Mit der Gutschrifterteilung und der gleichzeitigen Verrechnung derselben mit einem Negativsaldo dürfte der Kläger als Insolvenzverwalter der Gläubigerin - hier der Beklagten - eine hinsichtlicht der übrigen Gläubiger bevorzugte Position verschafft haben. Er dürfte dadurch der Beklagten ermöglicht haben, ihre Forderung aus der Bonusszahlung vollständig werthaltig zu stellen, obwohl ihr im Vergleich zu den übrigen Insolvenzgläubigern möglicherweise nur ein Bruchteilsanspruch zugestanden hätte. Zwar mag damit der Insolvenzverwalter den Zweck verfolgt haben, Kunden der Insolvenzschuldnerin zu binden und damit einer Masseschmälerung entgegenzuwirken, dies hätte jedoch auch dadurch erreicht werden können, dass eine Gutschrift erteilt, diese jedoch nicht unmittelbar verrechnet wird. Dass es sich bei dem Verhalten des Klägers um ein dem Insolvenzverfahren dienenden Zweck zuwiderlaufendes Verhalten handelt, musste sich der Beklagten dabei auch aufdrängen. Diese nimmt rege am Geschäftsverkehr teil und dürfte sich daher ihrer Gläubigerposition als Insolvenzgläubigerin und der daraus folgenden Besserstellung durch die Verrechnung der Gutschrift durchaus bewusst gewesen sein.
Im Ergebnis dürfte daher die Erteilung der Gutschrift, spätestens aber die Verrechnung derselben auf dem Kontokorrentkonto der Beklagten unwirksam gewesen sein, weshalb die Forderung des Klägers in Höhe von 804,26 EUR gegenüber der Beklagten bestehen blieb.
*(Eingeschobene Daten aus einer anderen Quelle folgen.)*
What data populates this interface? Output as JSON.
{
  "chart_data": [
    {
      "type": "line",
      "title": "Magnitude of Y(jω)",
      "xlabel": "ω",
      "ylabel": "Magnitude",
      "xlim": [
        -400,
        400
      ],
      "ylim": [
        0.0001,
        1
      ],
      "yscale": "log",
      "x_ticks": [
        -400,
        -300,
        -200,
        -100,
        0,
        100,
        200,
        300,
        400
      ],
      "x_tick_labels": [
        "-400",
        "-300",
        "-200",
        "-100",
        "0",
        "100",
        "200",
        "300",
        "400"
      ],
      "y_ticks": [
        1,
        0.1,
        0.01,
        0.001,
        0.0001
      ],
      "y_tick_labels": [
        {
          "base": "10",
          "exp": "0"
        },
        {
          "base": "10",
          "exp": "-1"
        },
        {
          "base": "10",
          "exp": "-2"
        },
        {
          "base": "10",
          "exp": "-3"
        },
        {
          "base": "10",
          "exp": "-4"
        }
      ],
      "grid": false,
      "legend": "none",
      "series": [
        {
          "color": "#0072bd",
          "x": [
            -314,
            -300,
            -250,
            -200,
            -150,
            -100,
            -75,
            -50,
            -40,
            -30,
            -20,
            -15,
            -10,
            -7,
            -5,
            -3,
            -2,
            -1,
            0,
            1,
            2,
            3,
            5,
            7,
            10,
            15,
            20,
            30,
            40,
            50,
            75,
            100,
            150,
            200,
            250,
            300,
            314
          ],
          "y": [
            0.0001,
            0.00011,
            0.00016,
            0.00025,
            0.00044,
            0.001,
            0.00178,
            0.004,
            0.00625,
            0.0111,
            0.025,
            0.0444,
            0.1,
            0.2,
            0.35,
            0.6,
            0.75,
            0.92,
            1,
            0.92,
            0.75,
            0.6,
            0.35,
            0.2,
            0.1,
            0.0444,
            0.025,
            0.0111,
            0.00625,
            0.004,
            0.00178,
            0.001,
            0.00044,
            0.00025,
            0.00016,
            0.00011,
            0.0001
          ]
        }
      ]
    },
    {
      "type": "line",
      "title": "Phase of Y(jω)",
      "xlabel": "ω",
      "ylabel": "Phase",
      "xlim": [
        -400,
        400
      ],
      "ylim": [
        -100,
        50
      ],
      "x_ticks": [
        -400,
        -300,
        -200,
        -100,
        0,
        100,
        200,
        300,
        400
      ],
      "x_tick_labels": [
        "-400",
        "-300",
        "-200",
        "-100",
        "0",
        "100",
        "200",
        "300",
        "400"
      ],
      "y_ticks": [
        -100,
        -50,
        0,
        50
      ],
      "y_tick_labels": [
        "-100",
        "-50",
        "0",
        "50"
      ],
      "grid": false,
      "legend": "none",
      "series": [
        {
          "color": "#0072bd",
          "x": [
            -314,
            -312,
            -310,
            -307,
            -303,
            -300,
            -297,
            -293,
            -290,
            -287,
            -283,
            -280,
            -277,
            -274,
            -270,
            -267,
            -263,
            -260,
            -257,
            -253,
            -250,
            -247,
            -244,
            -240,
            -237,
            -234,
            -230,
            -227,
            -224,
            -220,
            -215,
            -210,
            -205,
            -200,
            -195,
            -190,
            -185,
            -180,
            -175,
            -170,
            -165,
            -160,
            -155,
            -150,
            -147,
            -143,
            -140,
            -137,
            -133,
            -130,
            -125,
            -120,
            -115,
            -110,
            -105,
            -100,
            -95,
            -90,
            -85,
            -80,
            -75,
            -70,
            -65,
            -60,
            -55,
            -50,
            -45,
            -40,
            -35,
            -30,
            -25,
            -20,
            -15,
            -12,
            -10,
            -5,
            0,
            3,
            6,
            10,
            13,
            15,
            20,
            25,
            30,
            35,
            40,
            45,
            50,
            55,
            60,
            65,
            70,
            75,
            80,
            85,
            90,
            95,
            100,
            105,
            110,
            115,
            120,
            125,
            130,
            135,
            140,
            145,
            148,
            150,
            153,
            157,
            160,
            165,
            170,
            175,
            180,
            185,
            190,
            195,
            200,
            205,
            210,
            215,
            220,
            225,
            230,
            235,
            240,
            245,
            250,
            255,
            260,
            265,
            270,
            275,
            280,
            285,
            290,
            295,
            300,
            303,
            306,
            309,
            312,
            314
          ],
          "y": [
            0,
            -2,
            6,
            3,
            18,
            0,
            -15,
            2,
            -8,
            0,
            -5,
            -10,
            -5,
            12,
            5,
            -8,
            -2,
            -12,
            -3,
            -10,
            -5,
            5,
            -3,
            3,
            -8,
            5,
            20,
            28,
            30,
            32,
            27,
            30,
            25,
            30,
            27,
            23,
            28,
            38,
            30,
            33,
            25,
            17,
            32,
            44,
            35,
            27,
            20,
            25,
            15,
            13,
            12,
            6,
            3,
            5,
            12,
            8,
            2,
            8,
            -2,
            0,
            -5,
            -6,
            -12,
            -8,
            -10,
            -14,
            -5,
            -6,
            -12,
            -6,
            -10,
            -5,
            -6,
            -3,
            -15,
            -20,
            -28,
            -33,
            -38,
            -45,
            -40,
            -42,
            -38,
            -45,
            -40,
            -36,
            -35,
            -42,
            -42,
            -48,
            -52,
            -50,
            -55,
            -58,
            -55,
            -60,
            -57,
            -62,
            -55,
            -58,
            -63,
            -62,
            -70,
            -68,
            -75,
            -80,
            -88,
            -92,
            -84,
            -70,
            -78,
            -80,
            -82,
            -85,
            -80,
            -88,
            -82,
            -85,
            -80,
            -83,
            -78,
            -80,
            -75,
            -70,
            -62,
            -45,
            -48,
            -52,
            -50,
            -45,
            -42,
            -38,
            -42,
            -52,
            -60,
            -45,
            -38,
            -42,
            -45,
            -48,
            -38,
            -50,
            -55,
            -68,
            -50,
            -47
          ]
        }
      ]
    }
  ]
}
Selbst bei Wirksamkeit der Bonuszahlung müsste die Beklagte die Aufrechnung erklären, was wiederum dem Aufrechnungsverbot des Insolvenzverfahrens zuwiderlaufen würde.
b)
Ein weiterer rechtlicher Vorgang dürfte sodann in der Inrechnungstellung der zweiten Forderung in Höhe von 873,09 EUR zu sehen sein. Indem der Kläger diese nicht auf dem Kontokorrentkonto der Beklagten gutgeschrieben hat, sondern vielmehr die Beklagte gegen diese Forderung eine ihr noch zustehende Forderung aus der Bonuszahlungsbewilligung entgegengehalten hat, dürfte sie insoweit die Aufrechnung erklärt haben. Dies wiederum dürfte gegen das insolvenzrechtliche Aufrechnungsgebot verstoßen.
3.
Insgesamt dürfte daher das Urteil des Amtsgerichts Göttingen zu Recht ergangen sein.
III.
Vor einer abschließenden Beratung der Sache durch die Kammer erhält die Beklagte Gelegenheit, zu den vorstehenden Hinweisen innerhalb der obengenannten Frist Stellung zu nehmen.